We classified climate zones as humid, semi-humid, semi-arid, and arid regions by precipitation (Figure 2a) as described in Section 2.3, and compared the trends of LSWT and air temperature in the four climate zones (Figure 2b,d). The air temperature was generally warming during 1995–2016, excluding weak negative trends in northeast North America, the middle of South America, some regions in Africa and Asia (Figure 2b). Considering the location of lakes (hereafter, for the sake of consistency, only the GloboLakes dataset is analyzed), it was found that these are generally distributed in areas where the air temperature increased. The abundance of lakes and the cumulative area they cover within each climate region make clear differences between climate regions (Figure 2c). The number of lakes in semi-arid regions is the largest, followed by semi-humid and humid regions, and the lakes in arid regions are the least. The largest cumulative area is in the humid and semi-humid regions. As a result, 49.6% of global lakes are located in drylands, assuming homogeneous coverage of the GloboLakes dataset. As for the lake area, the largest coverage is found in the humid and semi-humid regions, indicating that the lakes in these regions have a larger individual surface area on average. Finally, Figure 2d compares the warming trends of LSWT with that of air temperature across the different climate zones. In general, comparing the warming of lakes in different climate zones shows that lakes in drylands are warming at a rate of 0.28 °C decade−1 in summer, which is about 50% faster than lakes in semi-humid and humid regions (0.19 °C decade−1). Moreover, we notice that although air temperature warmed more in semi-humid regions than in other climate regions, lakes in semi-arid regions show the highest LSWT warming in summer.
More importantly, when computing the summer warming efficiency η, which effectively relates LSWT warming to the concurrent air temperature changes, lakes in the drylands region show the highest sensitivity to air temperature changes (Figure 3). Specifically, η in drylands is 1.18 on average (95% CI: 1.10–1.27), which is larger than 0.91 (95% CI: 0.85–0.98) of semi-humid lakes and 0.93 (95% CI: 0.87–1.00) of humid lakes (Figure 3b). It is interesting to note that the warming efficiency of lakes over the Qinghai-Tibet Plateau is much larger than that in other regions of the world (Figure 3). Overall, these results indicate that summer LSWT in drylands experience enhanced warming compared to semi-humid and humid regions and suggest that under the perspective of a warming climate, dryland lakes may face more risks than other aquatic ecosystems.

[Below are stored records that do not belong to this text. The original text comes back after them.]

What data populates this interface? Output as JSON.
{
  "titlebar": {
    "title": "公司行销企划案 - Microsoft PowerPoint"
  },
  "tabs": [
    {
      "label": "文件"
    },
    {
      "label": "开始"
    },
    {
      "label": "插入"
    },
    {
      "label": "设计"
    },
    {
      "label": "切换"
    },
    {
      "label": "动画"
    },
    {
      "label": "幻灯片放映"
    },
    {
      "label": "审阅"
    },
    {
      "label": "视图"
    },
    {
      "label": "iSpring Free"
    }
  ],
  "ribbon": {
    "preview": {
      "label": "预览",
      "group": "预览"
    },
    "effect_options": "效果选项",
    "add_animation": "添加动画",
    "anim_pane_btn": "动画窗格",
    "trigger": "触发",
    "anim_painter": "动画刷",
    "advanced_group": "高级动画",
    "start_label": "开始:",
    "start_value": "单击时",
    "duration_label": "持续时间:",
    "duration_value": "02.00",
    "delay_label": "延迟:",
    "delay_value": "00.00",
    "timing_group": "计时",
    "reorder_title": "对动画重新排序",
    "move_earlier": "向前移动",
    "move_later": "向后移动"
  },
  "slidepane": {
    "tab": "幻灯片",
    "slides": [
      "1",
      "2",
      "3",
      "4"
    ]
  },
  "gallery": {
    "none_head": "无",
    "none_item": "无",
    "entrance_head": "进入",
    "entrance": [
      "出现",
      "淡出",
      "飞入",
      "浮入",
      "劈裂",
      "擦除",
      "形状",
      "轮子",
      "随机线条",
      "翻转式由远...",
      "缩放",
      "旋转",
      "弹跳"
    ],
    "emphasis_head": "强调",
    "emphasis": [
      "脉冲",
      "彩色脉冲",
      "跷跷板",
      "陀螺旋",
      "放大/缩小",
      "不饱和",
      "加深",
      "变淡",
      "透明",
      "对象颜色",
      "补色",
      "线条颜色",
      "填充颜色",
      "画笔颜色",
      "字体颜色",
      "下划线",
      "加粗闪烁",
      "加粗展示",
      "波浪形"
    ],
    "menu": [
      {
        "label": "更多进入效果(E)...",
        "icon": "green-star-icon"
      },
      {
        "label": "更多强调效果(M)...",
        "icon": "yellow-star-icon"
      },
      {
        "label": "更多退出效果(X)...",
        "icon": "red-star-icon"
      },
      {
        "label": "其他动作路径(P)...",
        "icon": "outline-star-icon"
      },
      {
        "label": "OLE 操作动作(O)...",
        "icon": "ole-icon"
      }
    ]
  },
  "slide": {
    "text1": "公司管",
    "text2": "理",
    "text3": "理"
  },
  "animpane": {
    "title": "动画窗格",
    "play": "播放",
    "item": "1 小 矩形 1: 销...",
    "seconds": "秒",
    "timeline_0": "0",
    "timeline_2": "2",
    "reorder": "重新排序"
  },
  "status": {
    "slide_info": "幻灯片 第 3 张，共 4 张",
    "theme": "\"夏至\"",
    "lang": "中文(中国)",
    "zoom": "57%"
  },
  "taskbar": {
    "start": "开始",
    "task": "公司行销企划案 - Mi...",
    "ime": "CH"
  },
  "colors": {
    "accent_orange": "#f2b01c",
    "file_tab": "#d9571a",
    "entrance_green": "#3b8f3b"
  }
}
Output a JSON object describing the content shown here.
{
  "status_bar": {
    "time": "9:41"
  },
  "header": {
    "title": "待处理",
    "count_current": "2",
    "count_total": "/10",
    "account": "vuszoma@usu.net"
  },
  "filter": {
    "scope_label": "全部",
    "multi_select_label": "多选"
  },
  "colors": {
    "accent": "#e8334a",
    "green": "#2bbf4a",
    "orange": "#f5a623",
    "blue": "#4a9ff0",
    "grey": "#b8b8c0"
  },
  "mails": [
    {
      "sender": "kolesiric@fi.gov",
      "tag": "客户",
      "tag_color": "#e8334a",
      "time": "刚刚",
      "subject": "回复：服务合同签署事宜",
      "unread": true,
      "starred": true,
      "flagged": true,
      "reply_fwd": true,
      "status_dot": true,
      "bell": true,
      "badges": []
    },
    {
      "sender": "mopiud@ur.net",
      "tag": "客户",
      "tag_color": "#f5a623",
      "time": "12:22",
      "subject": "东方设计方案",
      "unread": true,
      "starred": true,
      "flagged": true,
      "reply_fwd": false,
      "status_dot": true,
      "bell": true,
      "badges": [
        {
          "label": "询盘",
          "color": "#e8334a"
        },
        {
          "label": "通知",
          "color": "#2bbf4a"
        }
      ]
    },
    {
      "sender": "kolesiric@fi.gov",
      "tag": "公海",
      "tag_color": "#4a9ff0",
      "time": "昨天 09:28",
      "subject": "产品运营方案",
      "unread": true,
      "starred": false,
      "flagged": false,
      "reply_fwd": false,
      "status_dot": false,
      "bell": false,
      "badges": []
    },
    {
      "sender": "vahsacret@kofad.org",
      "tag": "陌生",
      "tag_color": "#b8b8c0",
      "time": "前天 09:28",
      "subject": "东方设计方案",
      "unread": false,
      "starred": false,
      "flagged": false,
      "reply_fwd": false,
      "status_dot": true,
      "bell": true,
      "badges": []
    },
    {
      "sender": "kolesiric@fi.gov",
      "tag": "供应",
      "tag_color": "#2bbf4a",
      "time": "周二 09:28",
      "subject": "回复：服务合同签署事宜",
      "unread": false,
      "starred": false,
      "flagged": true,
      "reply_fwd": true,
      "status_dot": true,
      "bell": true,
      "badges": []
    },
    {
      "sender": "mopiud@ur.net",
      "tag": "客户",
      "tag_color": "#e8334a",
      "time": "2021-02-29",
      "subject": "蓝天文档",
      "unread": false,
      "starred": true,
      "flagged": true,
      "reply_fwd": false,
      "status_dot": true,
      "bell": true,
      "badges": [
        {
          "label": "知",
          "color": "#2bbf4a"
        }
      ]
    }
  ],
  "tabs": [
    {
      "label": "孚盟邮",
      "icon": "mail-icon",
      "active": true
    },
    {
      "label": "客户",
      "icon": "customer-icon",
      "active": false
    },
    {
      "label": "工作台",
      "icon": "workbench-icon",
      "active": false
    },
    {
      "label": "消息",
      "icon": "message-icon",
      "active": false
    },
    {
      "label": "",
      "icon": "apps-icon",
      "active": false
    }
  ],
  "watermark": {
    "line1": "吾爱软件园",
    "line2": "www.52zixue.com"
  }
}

3.2. The Drivers of Enhanced Dryland LSWT Warming

We quantify the relative contribution of air temperature, evaporation, net shortwave, net longwave, wind, and cloudiness to summer LSWT warming by multiple linear regression analysis (see Section 2.5). The full multiple linear regression model can explain about 0.64 (95% CI: 0.63–0.66) of the total summer LSWT variance (see overall model R2 in Figure 4a), the total explained variance being slightly smaller for lakes in humid regions (R2 = 0.52) than for lakes located in the other climate regions (mean R2 = 0.66, Figure 4a). When looking at the relative contribution of each climate variable to the overall model R2, air temperature is the most important factor to drive the response of summer LSWT in all the four climate zones (contributing to more than >40% of the total R2). The wind is the second most important factor besides air temperature affecting LSWT in arid, semi-arid, and semi-humid regions, while it is the net longwave radiation in lakes located in humid zones, although wind speed is similarly important (Figure 4a). In any case, the five variables other than air temperature overall have similar effects on explaining summer LSWT, with relative contributions of about 10% to the total R2. These results are confirmed when looking at the number of lakes where the different climate variables have been found to contribute the highest (Figure 4b,c) and at the spatial distribution of the most dominant factor around the world (Figure S1). Air temperature is the most important contributor in 74.4% of lakes on average (Figure 4b) and is the most prominent in the mid-high latitudes (Figure 4c and Figure S1a). In the remaining 4.1%, 9.9%, 4.3%, 3.1%, and 4.0% of lakes, evaporation, wind, cloudiness, net shortwave, and longwave, respectively, are the dominant factor explaining summer LSWT variation. In general, the effect of wind is confirmed to be the second dominant factor after air temperature for lakes from arid to humid climate regions, with a hotspot concentrated in central North America. (Figure 4b,c). In any case, air temperature is the most dominant factor worldwide.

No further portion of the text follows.